Woodford: This is a once in a decade investment opportunity

Invesco Perpetual income guru Neil Woodford says the pharmaceutical sector represents one of the best investment opportunities in his career.
In an interview with Money Marketing at the Fund Strategy Investment Summit in Austria, Woodford said the sector, which accounts for around 25 per cent of his £7.9bn income and £10bn high-income funds, represents a similar opportunity to tobacco 25 years ago. He is likely to raise his exposure beyond 30 per cent after increasing it from 22 per cent at the start of the year.

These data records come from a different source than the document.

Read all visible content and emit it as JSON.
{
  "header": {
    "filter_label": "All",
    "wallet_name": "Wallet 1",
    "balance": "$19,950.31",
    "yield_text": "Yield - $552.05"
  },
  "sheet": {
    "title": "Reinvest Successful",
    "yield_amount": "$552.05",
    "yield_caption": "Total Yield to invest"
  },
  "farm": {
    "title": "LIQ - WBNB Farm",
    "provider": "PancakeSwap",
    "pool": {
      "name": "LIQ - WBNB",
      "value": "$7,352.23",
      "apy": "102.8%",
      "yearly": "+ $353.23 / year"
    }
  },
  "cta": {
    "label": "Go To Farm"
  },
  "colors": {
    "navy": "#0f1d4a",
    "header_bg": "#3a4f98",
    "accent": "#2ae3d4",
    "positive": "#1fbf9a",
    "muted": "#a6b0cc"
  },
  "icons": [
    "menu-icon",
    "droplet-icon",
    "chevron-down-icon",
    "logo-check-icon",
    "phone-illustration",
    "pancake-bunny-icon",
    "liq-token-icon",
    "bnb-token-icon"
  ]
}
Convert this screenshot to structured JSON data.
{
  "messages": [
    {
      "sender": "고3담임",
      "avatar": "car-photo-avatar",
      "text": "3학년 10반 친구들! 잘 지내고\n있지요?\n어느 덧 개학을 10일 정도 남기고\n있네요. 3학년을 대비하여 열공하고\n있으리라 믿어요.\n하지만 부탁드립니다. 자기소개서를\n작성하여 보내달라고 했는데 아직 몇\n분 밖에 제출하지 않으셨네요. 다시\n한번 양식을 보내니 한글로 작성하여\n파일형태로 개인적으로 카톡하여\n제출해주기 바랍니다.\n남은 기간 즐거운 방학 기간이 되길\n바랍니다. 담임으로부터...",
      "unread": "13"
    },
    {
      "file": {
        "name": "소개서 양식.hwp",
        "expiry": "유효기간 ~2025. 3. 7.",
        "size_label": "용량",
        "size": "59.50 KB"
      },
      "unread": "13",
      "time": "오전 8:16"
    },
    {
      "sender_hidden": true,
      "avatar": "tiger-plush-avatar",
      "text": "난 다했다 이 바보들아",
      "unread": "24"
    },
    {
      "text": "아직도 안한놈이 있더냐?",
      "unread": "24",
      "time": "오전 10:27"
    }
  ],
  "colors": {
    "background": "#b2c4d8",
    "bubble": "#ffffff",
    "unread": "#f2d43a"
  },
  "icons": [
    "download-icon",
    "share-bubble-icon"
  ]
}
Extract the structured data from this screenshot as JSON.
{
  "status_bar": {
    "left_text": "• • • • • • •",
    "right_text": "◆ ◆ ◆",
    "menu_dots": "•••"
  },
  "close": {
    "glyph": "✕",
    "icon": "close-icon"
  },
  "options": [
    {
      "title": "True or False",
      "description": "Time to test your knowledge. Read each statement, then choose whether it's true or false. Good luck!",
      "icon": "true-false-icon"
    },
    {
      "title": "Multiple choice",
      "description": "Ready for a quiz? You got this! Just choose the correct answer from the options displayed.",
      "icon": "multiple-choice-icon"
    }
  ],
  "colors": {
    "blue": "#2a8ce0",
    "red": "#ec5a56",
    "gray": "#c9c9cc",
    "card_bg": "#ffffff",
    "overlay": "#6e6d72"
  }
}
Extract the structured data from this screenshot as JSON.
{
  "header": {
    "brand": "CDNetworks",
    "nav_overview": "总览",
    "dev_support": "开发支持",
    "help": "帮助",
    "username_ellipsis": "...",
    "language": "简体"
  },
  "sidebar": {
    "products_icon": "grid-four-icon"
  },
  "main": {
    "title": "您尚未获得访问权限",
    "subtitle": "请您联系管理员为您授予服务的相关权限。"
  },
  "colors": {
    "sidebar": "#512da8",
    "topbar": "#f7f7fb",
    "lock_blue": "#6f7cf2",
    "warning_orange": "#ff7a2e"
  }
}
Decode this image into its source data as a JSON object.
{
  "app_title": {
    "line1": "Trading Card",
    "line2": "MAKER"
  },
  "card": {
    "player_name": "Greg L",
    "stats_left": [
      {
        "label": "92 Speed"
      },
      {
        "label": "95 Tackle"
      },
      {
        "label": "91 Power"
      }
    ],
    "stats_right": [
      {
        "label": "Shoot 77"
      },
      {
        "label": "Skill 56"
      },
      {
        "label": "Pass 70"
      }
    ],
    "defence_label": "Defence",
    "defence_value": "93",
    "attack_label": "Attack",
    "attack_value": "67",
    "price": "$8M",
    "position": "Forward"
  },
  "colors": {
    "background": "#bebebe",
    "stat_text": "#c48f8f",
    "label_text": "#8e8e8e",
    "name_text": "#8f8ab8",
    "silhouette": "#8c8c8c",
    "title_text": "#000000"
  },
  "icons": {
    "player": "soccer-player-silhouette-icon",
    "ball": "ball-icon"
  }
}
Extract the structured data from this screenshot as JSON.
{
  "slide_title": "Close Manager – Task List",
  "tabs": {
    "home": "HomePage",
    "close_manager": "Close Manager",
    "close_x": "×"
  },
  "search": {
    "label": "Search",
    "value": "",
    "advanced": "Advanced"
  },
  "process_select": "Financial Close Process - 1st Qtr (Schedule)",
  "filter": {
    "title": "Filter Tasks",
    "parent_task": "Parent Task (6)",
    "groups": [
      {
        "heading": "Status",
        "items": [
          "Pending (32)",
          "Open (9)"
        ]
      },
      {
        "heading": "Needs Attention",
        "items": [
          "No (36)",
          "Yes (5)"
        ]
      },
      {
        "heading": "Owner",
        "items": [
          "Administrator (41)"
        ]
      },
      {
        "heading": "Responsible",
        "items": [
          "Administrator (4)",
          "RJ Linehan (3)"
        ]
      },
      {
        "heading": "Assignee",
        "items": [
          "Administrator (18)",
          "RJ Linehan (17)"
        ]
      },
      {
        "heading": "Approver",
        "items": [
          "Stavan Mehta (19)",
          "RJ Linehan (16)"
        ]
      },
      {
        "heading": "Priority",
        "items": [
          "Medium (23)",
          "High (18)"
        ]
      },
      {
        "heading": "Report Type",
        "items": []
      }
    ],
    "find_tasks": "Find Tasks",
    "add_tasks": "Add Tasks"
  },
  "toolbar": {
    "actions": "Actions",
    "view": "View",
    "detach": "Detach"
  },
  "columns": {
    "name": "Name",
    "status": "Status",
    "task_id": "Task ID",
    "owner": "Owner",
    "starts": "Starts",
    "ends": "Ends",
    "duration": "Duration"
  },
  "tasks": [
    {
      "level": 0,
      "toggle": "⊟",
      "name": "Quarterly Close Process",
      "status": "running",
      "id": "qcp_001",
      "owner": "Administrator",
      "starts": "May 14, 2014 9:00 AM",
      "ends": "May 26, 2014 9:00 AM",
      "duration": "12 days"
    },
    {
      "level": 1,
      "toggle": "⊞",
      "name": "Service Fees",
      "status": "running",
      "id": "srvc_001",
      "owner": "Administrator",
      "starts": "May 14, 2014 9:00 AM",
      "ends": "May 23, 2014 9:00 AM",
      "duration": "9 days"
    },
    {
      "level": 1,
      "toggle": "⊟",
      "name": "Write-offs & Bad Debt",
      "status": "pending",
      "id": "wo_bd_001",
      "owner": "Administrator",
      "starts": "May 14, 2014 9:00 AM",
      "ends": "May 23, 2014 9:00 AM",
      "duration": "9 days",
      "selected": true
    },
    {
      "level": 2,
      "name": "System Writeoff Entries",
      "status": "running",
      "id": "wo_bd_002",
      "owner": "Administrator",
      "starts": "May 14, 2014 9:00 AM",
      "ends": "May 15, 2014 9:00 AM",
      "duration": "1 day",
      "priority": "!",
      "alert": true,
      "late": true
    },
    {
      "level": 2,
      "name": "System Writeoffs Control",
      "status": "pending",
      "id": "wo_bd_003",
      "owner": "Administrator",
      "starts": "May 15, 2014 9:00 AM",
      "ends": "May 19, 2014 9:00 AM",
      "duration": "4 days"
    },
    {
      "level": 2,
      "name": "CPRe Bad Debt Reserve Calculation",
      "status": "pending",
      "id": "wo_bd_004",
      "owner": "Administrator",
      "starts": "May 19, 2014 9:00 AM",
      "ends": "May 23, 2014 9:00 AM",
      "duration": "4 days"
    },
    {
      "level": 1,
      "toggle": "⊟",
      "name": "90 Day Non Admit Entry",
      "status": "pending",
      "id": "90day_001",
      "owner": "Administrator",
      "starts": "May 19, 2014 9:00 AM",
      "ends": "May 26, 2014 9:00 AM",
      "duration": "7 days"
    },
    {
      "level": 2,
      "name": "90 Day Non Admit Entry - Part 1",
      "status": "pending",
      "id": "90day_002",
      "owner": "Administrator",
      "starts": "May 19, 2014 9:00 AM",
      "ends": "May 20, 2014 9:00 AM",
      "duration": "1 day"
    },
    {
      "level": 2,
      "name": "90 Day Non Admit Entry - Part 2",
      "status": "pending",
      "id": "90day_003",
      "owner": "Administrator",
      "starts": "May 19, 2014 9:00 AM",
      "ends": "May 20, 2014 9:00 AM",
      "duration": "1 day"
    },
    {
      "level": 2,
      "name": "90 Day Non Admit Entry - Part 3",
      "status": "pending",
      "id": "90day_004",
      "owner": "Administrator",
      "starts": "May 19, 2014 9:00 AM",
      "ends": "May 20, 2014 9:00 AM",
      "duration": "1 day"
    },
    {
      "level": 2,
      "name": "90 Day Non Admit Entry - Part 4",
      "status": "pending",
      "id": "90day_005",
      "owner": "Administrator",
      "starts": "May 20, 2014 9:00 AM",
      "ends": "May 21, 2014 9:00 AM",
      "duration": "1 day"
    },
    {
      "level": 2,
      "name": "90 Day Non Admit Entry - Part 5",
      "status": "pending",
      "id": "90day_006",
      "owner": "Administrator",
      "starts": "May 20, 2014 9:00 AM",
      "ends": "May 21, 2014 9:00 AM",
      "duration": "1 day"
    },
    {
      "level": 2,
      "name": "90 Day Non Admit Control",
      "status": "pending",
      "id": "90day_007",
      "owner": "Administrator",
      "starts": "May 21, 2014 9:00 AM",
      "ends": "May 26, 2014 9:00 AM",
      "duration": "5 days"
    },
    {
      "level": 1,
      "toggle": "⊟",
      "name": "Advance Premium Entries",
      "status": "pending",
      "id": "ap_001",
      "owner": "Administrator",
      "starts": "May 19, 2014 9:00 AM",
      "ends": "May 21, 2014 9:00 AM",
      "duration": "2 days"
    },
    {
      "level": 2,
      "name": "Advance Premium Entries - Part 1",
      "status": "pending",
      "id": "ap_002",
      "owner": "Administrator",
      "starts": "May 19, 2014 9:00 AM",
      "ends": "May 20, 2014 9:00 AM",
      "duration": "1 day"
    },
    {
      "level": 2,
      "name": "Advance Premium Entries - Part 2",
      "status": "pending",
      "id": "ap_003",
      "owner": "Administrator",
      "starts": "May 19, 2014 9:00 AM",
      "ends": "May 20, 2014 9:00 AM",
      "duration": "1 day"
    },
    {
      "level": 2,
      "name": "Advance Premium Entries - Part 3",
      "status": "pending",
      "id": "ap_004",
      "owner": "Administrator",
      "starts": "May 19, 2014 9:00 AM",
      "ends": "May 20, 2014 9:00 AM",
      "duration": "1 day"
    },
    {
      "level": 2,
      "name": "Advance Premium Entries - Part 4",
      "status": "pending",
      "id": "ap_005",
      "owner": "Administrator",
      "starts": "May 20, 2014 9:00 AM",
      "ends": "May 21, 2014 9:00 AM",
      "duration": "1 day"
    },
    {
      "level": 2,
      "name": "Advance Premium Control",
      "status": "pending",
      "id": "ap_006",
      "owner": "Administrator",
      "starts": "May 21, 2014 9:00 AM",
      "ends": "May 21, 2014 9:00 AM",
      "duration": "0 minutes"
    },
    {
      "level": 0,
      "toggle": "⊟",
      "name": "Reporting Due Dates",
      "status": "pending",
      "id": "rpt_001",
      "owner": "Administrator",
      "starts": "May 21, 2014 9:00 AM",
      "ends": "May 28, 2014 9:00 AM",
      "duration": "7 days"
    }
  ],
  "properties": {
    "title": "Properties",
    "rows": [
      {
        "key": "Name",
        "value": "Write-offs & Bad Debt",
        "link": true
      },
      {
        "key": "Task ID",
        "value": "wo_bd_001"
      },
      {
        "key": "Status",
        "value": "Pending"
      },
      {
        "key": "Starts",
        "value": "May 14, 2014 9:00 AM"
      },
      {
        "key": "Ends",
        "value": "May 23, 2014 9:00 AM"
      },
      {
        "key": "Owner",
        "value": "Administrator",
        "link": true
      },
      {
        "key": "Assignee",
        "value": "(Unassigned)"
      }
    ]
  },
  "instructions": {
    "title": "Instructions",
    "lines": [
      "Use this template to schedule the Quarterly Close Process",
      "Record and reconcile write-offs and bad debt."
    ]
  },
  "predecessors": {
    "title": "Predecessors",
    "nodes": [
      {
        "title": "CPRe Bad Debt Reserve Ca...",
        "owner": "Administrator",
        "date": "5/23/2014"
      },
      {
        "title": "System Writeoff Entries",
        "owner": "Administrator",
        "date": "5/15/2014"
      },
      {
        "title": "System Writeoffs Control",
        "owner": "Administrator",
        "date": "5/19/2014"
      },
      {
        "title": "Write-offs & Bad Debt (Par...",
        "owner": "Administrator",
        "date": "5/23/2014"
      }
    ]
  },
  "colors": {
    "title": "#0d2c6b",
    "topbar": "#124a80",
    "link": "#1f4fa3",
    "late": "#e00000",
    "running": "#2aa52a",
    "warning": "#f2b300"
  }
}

Woodford said markets currently offer the best investment opportunities since the tech bubble in 2000. He said: “The Neil Woodford frustration index is on red and that has only happened twice before. The first time was in the lead-up to our eviction from the ERM in 1992, when we had an unsustainable monetary policy and valuations of anything cyclical were unbelievably low.
“The second time was the tech bubble and the disparate valuations between old and new economy. We are close to that degree of disparity now.”
He said there are massive opportunities in pharmaceuticals as the market has misread its fundamentals. He said: “From time to time, stockmarkets get swept up by momentum that has nothing to do with fundamental valuations, which in the long run is the only thing that really matters.”
Woodford said AstraZeneca is a good example of this, highlighting an analysis that investors will get their money back over 10 years and still hold the firm while AstraZeneca will spend $50bn on research and development. He said: “Analysts are assuming you will spend $50bn in 10 years on the pipeline and get nothing back. I have never seen valuations like this. Pharmaceuticals is a very strong and powerful industry that is being given away by the stockmarket at the moment. I do not think the market will ignore valuations for very much longer.”